Они – это мерзавец-епископ Кошон и его преданный пес Эстиве, восседавшие среди сорока, не меньше, заседателей – число их каждый день менялось, – а также людей в военных доспехах и штатском платье: все они готовы были разорвать ее на куски за тот постыдный страх, который она нагоняла на них на поле брани, или за звонкую монету всесильного кардинала Винчестерского. Все, кроме одного, о котором пойдет речь чуть позже.
На этот раз епископ, наученный горьким опытом на предыдущем заседании, был осмотрительнее, поручив вести допрос другому; через него он и задал свой коварный вопрос, способный погубить девушку:
– Жанна, уверены ли вы, что безгрешны?
И она ответила на него просто, тем самым нежным и проникновенным голосом, вдохнувшим в свое время силы в славного наследника престола:
– Прошлые грехи мне Господь простил, а от будущих – убережет.
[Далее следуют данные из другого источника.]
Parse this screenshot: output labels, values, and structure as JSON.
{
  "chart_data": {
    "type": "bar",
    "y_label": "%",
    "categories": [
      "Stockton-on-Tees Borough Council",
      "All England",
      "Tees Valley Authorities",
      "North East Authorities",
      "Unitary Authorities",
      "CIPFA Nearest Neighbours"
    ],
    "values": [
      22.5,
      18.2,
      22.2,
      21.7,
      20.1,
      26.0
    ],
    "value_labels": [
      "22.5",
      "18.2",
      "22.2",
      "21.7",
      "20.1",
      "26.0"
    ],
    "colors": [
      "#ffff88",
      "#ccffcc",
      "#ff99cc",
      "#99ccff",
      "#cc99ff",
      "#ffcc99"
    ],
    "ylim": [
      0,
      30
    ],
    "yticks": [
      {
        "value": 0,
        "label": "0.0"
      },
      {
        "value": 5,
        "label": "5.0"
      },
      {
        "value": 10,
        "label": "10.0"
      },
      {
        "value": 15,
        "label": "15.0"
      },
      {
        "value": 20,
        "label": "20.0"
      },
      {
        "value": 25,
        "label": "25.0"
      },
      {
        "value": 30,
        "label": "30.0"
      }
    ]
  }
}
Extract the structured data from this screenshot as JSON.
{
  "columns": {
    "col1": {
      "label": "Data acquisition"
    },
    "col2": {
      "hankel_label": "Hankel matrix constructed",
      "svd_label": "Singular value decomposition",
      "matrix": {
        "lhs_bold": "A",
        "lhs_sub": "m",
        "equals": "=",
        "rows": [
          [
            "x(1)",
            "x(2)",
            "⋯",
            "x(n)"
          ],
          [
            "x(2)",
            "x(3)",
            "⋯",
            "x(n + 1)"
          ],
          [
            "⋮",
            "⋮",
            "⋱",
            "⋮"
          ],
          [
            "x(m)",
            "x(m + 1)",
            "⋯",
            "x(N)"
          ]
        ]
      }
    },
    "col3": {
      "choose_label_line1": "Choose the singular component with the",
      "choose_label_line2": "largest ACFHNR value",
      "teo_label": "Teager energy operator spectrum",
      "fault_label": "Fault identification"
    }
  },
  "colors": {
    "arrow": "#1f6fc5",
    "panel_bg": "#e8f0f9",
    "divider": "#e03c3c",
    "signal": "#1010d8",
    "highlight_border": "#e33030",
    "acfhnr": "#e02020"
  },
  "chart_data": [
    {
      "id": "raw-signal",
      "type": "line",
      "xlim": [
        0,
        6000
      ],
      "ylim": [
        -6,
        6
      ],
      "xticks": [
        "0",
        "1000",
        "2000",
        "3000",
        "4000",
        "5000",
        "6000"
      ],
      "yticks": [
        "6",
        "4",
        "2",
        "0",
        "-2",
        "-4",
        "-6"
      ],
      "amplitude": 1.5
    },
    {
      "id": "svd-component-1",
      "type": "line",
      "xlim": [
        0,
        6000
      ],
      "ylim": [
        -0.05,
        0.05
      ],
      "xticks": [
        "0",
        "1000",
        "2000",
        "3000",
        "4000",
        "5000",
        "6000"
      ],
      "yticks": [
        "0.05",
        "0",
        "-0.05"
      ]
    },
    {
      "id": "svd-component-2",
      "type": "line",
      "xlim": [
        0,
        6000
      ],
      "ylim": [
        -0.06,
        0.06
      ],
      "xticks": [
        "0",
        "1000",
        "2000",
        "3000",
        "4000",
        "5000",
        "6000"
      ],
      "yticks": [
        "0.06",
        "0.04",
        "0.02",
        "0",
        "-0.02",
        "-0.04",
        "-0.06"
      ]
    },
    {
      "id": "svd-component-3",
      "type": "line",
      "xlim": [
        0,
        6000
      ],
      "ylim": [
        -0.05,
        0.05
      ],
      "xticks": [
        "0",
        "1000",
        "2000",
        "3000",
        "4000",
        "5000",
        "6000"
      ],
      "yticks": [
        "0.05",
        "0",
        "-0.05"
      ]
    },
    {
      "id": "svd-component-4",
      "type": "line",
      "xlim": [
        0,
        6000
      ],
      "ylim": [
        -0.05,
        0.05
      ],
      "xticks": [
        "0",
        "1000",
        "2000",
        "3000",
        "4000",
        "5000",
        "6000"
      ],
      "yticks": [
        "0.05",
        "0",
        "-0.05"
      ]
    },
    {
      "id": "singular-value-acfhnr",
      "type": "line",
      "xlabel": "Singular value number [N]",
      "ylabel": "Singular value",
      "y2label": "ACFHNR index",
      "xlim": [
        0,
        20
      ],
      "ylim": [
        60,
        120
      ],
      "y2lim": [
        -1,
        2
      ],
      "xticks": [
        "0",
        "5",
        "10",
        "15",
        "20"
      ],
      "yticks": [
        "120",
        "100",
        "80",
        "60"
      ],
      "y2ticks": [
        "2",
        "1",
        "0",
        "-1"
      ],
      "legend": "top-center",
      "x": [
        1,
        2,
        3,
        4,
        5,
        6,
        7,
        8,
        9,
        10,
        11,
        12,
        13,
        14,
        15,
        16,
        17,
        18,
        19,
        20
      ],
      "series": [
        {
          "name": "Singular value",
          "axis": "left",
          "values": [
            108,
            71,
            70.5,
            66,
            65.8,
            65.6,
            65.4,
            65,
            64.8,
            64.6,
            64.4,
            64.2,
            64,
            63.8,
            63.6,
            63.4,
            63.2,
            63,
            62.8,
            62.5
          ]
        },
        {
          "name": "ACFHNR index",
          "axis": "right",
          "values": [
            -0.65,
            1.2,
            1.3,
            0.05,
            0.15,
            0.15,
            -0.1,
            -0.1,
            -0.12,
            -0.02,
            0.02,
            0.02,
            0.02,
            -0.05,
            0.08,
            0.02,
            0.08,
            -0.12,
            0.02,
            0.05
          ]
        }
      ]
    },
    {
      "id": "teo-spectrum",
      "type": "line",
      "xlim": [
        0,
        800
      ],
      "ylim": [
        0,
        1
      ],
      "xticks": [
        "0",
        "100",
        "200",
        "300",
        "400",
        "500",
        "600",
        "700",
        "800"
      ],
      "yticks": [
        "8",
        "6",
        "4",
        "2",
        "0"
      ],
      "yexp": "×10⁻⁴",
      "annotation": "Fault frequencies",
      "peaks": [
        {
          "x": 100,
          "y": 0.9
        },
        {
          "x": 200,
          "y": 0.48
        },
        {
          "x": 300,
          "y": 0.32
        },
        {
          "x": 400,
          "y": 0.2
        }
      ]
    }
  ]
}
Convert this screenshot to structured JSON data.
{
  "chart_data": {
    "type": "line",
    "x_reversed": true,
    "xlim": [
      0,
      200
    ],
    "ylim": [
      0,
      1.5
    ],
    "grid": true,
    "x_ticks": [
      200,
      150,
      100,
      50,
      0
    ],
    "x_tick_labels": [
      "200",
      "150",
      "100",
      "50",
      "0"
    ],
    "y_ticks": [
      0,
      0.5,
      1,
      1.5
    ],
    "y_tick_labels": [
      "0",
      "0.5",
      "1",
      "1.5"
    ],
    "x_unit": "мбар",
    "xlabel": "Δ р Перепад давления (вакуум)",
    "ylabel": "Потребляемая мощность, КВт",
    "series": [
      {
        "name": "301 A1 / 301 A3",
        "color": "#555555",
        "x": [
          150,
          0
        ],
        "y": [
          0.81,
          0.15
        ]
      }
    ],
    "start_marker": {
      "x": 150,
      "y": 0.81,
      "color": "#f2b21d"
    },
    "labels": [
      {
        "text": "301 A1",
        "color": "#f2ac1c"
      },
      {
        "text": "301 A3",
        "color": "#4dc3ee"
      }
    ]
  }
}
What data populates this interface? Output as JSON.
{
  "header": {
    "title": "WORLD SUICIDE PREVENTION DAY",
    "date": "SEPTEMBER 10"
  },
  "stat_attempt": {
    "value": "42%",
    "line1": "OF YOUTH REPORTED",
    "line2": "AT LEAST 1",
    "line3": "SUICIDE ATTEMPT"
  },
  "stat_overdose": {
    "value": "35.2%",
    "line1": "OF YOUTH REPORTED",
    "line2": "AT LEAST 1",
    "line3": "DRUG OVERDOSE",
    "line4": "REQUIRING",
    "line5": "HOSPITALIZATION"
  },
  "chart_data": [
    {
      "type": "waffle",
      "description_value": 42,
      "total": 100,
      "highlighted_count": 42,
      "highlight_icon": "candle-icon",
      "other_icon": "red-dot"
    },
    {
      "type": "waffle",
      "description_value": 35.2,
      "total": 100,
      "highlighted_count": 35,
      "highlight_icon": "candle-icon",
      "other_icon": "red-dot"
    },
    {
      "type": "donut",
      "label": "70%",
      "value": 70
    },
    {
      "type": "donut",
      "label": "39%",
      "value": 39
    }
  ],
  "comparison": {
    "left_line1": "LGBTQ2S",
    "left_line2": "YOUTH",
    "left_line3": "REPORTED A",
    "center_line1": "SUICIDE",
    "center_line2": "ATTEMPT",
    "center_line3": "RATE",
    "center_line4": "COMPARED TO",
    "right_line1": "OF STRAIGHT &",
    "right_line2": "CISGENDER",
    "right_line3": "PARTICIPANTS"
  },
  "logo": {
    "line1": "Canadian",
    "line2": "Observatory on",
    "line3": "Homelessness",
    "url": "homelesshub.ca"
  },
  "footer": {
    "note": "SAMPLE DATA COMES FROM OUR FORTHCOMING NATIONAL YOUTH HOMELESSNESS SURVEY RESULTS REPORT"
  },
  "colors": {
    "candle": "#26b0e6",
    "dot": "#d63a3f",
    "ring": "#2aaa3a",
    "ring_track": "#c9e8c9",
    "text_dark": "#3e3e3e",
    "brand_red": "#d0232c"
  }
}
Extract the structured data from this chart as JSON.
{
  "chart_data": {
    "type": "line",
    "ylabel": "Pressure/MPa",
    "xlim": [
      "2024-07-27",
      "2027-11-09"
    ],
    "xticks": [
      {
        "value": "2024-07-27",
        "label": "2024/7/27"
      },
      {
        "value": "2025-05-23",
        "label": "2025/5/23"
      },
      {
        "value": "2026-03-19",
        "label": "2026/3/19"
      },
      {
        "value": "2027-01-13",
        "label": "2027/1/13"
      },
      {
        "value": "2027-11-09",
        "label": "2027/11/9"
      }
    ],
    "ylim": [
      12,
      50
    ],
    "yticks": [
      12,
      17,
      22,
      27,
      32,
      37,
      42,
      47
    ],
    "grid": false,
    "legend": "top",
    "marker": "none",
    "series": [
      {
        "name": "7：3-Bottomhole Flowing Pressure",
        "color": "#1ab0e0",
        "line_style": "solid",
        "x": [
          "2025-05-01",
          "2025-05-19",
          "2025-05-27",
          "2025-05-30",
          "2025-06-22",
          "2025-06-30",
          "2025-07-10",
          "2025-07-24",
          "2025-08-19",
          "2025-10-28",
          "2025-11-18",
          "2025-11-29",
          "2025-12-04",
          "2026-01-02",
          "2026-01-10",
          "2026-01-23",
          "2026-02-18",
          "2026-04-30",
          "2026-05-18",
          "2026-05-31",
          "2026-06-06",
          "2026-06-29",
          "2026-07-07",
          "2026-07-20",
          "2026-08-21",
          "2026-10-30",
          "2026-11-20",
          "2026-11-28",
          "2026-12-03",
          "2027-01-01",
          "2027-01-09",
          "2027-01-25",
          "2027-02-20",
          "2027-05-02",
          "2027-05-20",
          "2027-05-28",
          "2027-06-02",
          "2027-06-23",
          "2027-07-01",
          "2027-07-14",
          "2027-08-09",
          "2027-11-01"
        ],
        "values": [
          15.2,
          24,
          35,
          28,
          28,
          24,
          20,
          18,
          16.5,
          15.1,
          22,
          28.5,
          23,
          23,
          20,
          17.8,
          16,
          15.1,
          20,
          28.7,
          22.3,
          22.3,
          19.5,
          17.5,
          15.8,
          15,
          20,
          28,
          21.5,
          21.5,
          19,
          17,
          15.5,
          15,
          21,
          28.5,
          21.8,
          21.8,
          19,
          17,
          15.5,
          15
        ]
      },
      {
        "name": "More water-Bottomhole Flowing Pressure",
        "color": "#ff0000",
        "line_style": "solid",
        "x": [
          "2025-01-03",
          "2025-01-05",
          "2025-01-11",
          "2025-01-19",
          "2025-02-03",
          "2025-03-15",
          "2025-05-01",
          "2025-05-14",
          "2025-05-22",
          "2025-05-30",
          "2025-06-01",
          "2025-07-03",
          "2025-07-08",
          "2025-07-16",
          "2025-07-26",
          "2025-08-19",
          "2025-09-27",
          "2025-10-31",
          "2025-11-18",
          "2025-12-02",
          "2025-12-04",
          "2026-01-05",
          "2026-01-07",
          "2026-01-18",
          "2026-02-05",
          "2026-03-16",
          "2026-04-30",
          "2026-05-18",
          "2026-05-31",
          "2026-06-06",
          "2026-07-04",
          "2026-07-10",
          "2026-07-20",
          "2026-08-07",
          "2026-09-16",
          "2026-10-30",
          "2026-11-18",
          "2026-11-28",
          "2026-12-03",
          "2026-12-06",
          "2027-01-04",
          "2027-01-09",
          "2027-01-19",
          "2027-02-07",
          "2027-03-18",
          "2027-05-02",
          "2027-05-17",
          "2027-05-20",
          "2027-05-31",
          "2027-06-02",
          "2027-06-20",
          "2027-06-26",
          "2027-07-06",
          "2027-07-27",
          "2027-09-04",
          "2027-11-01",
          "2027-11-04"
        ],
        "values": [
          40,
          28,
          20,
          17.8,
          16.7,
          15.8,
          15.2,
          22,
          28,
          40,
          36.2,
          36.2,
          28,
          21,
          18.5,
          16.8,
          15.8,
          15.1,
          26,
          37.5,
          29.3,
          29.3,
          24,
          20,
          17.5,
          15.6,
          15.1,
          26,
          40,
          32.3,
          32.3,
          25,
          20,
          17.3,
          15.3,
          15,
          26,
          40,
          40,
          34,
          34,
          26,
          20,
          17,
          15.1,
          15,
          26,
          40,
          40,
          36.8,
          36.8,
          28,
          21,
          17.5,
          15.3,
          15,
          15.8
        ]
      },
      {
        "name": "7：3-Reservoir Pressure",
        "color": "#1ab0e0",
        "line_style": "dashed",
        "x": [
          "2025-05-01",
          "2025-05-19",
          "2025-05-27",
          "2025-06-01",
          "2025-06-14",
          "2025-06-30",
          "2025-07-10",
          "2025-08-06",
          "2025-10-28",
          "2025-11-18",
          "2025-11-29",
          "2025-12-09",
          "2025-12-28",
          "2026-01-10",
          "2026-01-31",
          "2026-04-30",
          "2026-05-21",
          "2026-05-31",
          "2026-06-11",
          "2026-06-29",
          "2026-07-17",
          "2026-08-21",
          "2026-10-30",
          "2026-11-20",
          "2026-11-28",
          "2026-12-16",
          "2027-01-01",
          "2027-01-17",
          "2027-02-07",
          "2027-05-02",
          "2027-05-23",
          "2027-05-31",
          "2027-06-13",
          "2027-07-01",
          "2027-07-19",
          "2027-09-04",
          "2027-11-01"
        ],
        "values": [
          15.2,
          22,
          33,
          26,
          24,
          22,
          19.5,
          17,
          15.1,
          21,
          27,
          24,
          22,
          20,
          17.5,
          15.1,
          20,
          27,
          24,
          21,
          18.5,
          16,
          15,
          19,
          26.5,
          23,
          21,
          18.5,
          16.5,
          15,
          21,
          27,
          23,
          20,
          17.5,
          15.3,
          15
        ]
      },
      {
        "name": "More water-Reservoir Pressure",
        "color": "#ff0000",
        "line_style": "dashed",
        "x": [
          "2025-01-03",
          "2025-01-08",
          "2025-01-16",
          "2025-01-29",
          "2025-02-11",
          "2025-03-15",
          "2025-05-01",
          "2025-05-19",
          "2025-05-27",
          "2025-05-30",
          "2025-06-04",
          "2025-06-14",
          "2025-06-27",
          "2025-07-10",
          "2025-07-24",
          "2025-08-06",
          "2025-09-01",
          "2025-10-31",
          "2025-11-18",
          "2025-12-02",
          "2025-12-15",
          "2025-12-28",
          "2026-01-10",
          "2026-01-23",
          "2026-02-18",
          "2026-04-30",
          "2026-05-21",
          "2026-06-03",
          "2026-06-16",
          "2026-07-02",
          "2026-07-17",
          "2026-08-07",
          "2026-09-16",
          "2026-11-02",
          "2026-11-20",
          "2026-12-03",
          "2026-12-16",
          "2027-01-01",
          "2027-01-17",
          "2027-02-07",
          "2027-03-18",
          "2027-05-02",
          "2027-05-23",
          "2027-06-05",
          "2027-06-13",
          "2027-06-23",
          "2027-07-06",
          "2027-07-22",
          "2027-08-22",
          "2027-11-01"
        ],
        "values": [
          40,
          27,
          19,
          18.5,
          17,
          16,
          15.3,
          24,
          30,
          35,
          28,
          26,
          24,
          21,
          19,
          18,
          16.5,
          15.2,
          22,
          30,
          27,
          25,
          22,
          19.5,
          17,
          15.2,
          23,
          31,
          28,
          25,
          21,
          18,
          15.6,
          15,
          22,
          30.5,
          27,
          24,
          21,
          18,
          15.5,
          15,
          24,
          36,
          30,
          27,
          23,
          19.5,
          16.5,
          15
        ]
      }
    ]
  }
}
При этих словах по залу прокатилась волна шепота. Мерзавец Кошон не сумел скрыть своего гнева, а его пес Эстиве – смущения. Приободрившись от собственного удачного ответа, Жанна слегка удивленно окинула присутствующих взглядом и только теперь поймала на себе другой, лихорадочно горящий, взгляд своего единственного сторонника в зале.
Происходило это во время четвертого заседания, 24 февраля, в субботу, если не ошибаюсь, – рассказывал этот феноменальной памяти человек. – В тот миг, когда глаза девушки – а они были вовсе не голубые, как утверждают, а светло-карие с золотистым блеском – встретились с моими, я понял: моя жизнь принадлежит ей, я буду защищать ее всегда и везде, я буду верен клятве, данной на шпаге.